Too bad the people featured forgot to tell you that those "nasty Boy Scouts who are teaching all this hatred to our youth" provided snack and beverages to the protesters at many of the locations selected by Scouting for All. They were allowed to use the restrooms and come in out of the sun if they got too hot. We recognize the rights of people who want to disagree with us. We treat those with divergent opinions with respect and dignity--just like a good Scout should.
DAVID E. TATE
Assistant Scout Executive
San Gabriel Valley Council
Boy Scouts of America, Pasadena
I find it interesting that a 54-year Scouting member suddenly becomes aware of the long-standing policy to protect the young men the Boy Scouts of America serves. I would be interested in the specific instances in which Scouting "teaches hate." For many years, all Scout leaders have been required to take a course in youth protection, which is designed to teach youth members and leaders the signs of abuse and what do when it is discovered. I find it difficult to call this teaching hate.
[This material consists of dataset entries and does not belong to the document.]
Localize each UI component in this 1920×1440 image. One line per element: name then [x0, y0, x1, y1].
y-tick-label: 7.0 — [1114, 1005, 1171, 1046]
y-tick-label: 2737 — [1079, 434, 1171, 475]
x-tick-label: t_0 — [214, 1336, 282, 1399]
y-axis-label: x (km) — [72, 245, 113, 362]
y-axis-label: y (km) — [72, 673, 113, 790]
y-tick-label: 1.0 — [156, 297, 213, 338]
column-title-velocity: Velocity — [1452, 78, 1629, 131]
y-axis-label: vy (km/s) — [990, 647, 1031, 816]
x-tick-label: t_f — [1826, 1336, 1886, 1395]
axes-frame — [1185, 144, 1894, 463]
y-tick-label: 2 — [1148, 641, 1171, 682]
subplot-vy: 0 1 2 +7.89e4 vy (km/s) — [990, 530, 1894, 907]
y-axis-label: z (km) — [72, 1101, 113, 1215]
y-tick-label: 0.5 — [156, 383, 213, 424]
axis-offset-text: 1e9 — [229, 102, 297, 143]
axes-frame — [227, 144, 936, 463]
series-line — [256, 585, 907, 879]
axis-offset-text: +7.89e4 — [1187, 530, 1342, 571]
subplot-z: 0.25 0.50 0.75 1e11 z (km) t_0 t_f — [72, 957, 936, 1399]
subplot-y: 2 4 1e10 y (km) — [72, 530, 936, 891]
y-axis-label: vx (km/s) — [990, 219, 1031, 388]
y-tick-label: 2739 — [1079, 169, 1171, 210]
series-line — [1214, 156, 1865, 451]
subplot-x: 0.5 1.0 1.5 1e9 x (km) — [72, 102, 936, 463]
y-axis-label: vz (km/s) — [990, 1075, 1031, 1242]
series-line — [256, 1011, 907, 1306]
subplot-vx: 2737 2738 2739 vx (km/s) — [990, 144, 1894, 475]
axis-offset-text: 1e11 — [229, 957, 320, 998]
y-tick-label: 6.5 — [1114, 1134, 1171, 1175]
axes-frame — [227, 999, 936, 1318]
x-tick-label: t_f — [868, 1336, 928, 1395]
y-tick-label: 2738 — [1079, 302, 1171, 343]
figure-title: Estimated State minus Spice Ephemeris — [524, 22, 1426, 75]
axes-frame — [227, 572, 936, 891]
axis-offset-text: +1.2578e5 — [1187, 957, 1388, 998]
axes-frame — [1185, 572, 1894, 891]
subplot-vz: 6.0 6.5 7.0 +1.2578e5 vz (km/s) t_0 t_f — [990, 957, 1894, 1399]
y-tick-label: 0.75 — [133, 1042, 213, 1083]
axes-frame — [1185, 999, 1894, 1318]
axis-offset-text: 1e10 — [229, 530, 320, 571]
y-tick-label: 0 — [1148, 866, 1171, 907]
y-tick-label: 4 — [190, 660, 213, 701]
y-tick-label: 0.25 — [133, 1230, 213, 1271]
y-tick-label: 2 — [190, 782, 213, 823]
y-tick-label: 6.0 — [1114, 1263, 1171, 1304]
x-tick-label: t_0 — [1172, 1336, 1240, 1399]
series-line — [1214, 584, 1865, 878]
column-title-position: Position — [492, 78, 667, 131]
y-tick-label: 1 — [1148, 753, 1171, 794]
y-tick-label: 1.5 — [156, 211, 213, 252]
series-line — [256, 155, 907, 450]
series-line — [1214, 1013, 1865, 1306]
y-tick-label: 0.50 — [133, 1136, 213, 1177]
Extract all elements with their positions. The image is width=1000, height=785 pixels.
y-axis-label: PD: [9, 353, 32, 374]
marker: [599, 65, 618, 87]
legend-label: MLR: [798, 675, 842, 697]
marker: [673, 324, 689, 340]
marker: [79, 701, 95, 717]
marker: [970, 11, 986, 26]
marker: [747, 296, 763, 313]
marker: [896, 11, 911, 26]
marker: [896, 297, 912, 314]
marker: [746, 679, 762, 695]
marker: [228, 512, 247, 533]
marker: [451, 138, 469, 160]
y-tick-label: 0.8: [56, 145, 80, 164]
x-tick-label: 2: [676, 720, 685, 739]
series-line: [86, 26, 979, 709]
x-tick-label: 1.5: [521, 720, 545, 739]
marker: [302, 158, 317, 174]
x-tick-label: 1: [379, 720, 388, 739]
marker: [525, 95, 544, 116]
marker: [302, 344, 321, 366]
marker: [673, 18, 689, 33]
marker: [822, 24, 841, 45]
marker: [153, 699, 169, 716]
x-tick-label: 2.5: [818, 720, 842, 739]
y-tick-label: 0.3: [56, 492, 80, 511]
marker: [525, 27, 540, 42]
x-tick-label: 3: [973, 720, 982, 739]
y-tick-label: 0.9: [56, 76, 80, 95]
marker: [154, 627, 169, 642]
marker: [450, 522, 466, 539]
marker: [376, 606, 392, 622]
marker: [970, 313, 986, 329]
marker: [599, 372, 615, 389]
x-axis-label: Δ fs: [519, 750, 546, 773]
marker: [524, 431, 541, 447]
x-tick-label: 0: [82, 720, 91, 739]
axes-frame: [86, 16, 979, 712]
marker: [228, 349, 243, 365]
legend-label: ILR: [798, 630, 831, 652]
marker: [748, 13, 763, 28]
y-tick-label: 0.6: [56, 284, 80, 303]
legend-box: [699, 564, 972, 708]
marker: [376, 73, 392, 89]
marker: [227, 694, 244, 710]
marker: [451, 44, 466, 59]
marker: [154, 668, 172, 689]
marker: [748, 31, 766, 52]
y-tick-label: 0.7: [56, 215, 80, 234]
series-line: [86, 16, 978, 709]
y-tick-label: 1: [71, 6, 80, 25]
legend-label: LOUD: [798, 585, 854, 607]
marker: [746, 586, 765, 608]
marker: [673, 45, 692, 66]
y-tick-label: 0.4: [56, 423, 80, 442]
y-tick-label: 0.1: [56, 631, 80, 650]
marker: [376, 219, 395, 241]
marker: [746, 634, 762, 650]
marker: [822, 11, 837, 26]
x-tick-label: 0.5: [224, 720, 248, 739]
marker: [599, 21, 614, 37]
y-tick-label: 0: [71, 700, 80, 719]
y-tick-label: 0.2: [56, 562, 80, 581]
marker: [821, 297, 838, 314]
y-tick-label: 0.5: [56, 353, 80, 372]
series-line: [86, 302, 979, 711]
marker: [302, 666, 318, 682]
As a 68-year-old Scouter who is still an active volunteer, I believe Scouting has its rights, which need to be respected. Those who choose not to follow the rules can form their own organization. The Boy Scouts has a good program and has served many young men well for almost 100 years.
Where is the line drawn between editorializing and reporting? I was reading the story on Scouting hoping to be informed but went away feeling preached at. The opposing view was characterized in the coldest terms possible, while the pro-gay interviews (admittedly few) were given "novelesque" consideration.
Having an obvious slant seems to be the norm for The Times, but this was downright "soapboxish."